The induction of strain in carbocycles, thereby increasing the amount of s-character in the C-H bonds and the acidity of these protons, has been probed with regard to its effect on the rate constants for the enolization of cyclobutanone. The second-order rate constants for the general base-catalyzed enolization of cyclobutanone have been determined for a series of 3-substituted quinuclidine buffers in D(2)O at 25 degrees C, I = 1.0 M (KCl). The rate constants for enolization were determined by following the extent of deuterium incorporation (up to approximately 30% of the first alpha-proton) into the alpha-position, as a function of time. The observed pseudo-first-order rate constants correlated to the [basic form] of the buffer and yielded the second-order rate constants for the general base-catalyzed enolization of cyclobutanone for four tertiary amine buffers. A Bronsted beta-value of 0.59 was determined from the second-order rate constants determined. Comparison of the results for cyclobutanone to those previously reported for acetone and a 1-phenylacetone derivative, under similar conditions, indicated that the ring strain of the carbocycle appeared to have only a small effect on the general base-catalyzed rate constants for enolization. The similarity of the rate constants for the general base-catalyzed enolization of cyclobutanone to those determined for acetone allowed for an estimation of the limits of the rate constant for protonation of the enolate intermediate of cyclobutanone by the conjugate acid of 3-Quinuclidinone (k(BH) = 5 x 10(8) - 2 x 10(9) M(-1) s(-1)). Combining the rate constants for deprotonation of cyclobutanone (k(B)) and protonation of the enolate of cyclobutanone (k(BH)) by 3-Quinuclidinone and its conjugate acid, the pK(a) of the alpha-protons of cyclobutanone has been estimated to be pK(a) = 19.7-20.2.
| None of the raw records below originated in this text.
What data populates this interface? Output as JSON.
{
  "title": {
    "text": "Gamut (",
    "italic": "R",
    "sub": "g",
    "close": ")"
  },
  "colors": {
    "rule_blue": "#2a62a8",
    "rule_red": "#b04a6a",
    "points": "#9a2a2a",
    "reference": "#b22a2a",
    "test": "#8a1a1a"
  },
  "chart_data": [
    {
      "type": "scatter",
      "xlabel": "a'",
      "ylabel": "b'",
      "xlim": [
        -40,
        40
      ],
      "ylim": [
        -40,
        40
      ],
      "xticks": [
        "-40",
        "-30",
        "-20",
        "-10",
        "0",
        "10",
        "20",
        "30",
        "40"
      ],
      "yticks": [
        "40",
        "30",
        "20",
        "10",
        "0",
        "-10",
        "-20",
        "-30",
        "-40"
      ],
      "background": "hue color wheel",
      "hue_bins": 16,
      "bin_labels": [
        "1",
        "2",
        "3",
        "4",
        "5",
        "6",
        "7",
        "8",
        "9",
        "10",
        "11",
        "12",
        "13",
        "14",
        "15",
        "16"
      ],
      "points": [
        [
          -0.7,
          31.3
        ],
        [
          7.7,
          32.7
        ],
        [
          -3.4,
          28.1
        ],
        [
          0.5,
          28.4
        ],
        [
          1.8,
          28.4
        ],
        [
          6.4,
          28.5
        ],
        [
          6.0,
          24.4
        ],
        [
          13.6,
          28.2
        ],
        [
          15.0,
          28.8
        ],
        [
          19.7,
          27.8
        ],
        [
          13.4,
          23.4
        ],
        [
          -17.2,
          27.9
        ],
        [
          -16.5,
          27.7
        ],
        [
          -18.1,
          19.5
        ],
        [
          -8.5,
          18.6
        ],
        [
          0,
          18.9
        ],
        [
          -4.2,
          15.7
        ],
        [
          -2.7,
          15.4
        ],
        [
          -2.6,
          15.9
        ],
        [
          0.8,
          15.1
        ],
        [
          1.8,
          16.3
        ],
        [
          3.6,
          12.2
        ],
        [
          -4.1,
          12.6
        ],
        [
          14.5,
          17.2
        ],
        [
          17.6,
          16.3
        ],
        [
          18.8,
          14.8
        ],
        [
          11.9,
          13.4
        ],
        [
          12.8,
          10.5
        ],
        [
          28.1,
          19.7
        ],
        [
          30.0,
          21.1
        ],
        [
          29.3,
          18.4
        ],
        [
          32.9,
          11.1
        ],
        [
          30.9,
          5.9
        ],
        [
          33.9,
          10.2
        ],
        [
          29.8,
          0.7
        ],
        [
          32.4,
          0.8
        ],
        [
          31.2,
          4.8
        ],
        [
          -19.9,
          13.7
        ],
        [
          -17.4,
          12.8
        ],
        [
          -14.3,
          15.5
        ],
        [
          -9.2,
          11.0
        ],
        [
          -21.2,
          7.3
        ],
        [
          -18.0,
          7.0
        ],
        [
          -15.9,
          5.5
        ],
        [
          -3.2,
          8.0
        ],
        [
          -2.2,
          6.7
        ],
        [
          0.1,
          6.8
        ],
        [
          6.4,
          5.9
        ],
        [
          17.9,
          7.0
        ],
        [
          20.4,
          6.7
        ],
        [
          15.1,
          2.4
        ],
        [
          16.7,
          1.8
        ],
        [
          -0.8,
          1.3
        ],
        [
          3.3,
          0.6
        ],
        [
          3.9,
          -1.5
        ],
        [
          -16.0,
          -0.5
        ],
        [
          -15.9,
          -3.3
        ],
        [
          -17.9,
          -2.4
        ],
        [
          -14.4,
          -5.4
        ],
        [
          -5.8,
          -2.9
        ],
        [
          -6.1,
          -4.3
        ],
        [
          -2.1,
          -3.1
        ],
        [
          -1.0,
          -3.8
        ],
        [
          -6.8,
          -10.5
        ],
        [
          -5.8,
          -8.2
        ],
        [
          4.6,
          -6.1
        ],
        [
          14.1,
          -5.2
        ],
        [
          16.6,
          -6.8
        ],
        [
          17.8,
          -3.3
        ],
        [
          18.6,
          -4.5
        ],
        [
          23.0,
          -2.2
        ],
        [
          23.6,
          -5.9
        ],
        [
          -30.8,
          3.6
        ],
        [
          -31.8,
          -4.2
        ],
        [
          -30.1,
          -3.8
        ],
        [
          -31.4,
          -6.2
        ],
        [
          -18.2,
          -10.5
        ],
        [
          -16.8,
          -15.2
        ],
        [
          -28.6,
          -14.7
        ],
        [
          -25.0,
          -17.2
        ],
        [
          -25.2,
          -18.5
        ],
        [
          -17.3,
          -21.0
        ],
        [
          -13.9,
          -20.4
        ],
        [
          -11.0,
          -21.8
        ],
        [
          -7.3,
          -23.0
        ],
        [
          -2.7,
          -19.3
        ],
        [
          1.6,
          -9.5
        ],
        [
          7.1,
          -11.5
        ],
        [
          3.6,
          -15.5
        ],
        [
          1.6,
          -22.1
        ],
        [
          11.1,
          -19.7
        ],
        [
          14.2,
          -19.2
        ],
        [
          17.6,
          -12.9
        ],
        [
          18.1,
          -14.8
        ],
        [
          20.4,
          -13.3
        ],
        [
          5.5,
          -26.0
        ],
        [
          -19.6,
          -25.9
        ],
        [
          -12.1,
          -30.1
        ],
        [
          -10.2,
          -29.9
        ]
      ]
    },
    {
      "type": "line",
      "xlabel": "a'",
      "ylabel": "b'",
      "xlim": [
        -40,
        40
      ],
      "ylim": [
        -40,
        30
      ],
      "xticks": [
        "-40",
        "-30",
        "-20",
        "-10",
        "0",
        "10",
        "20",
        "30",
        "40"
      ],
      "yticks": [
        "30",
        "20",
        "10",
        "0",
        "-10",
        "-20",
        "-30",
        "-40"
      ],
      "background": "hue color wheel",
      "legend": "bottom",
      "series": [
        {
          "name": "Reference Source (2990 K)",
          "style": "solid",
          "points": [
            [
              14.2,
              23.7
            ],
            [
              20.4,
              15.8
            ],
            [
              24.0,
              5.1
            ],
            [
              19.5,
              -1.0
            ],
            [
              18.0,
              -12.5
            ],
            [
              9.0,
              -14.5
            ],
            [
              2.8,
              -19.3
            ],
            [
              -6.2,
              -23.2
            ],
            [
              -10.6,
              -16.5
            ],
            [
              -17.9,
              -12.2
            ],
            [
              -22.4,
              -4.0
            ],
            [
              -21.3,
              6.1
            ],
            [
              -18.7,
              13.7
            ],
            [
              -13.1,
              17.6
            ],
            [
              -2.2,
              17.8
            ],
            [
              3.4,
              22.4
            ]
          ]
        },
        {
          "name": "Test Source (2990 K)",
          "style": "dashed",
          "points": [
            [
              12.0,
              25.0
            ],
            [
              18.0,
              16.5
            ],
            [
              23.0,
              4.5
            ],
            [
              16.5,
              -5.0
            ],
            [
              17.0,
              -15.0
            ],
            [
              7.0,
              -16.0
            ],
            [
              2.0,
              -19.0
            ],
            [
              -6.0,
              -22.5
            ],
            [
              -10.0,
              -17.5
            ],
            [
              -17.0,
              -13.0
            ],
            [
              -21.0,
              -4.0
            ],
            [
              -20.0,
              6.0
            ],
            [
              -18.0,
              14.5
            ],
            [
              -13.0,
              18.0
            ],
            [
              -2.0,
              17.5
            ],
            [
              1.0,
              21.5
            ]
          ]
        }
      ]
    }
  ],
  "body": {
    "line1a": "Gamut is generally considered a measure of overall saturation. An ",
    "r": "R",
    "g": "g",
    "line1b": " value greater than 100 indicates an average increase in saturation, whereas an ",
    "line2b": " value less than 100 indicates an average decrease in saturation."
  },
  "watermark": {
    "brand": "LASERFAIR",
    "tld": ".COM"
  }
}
Asymmetric hydrogenation of bicyclic ketones catalyzed by BINAP/IPHAN-Ru(II) complex.[Pubmed:20670005]

Org Lett. 2010 Aug 6;12(15):3380-3.

Hydrogenation of 3-Quinuclidinone and bicyclo[2.2.2]octan-2-one with a combined catalyst system of RuCl(2)[(S)-binap][(R)-iphan] and t-C(4)H(9)OK in 2-propanol afforded the chiral alcohols in 97-98% ee. 2-Diphenylmethyl-3-Quinuclidinone was hydrogenated with the same catalyst to the cis alcohol with perfect diastereo- and enantioselectivity. The reaction of unsymmetrical ketones with a bicyclo[2.2.1] or -[2.2.2] skeleton gave the corresponding alcohols with high stereoselectivity.